Tras la caída de McCarthy, Cohn se reinventó como una figura influyente en Nueva York que sobrevivió a escándalos, acusaciones formales y denuncias de evasión fiscal, soborno y robo, hasta convertirse finalmente en el mentor de Trump. Por supuesto, Trump recurriría al tema del comunismo cuando ya no le quedan otras cartas que jugar.

El problema para Trump es que las nuevas estrellas del Partido Demócrata a las que quiere desacreditar no tienen absolutamente nada que ver con el comunismo. Apenas tienen algo que ver con el socialismo.

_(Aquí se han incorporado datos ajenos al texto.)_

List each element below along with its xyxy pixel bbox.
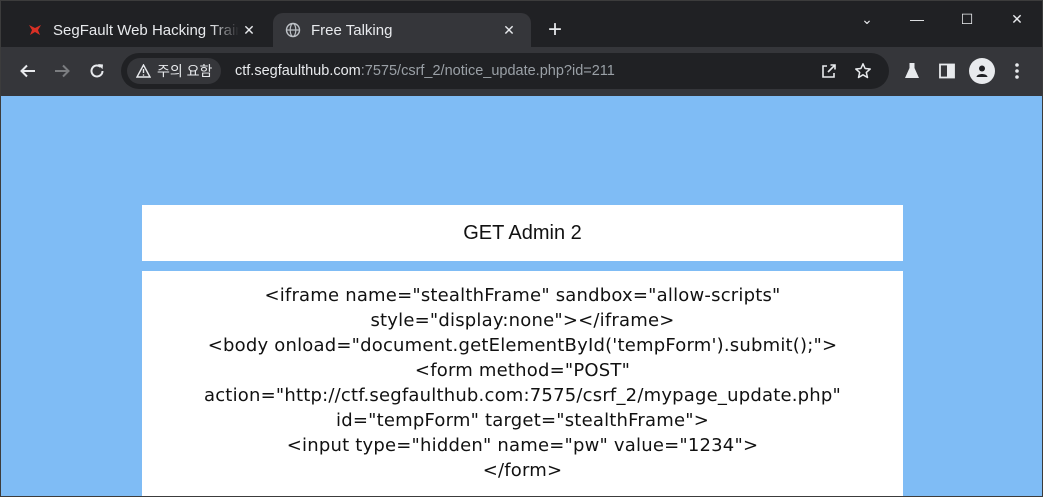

Zohran Mamdani de Nueva York, Alexandria Ocasio-Cortez, Katie Wilson de Seattle, Melat Kiros de Colorado y docenas de otros, incluidos muchos que han ganado primarias recientes, son populares porque se enfrentan a las grandes corporaciones estadounidenses, atacan la corrupción política del dinero y abordan los problemas reales de los estadounidenses comunes.

Las etiquetas, en definitiva, están perdiendo relevancia. En una encuesta de Axios-Generation Lab realizada a jóvenes estadounidenses, el 67 % afirma tener una asociación positiva o neutral con la palabra «socialismo», frente al 40 % que tiene una asociación positiva o neutral con «capitalismo». Una nueva encuesta nacional del Instituto Cato revela que la Generación Z apoya más el socialismo (53 %) que el capitalismo (45 %).

Comprendo la creciente desilusión de la Generación Z con el capitalismo. No pueden permitirse una vivienda propia. Les cuesta pagar un seguro médico. El mercado laboral es pésimo. No pueden permitirse formar una familia. En muchos sentidos, el capitalismo —o como quieran llamar a nuestro sistema actual— les ha fallado. Y ellos son el futuro de Estados Unidos. Por lo tanto, dudo que la renovada campaña anticomunista de Trump vaya a ayudar a los republicanos en las elecciones de mitad de mandato.

En la medida en que los estadounidenses reflexionan sobre el sistema estadounidense en su conjunto, parecen estar más preocupados por los conflictos de intereses de Trump que por el socialismo o el comunismo. Esa misma encuesta reciente del Instituto Cato revela que el 56% de los estadounidenses teme que Estados Unidos deje de ser un país libre en los próximos 50 años debido a la corrupción y los abusos de poder en las más altas esferas del gobierno.

Por supuesto, Trump no tiene ideología. Le importa un bledo el capitalismo, y no le preocupan ni el comunismo ni el socialismo. Es un fanático del narcisismo, de la variedad más maligna. Robert Reich es economista. Substack, 6 de julio de 2026.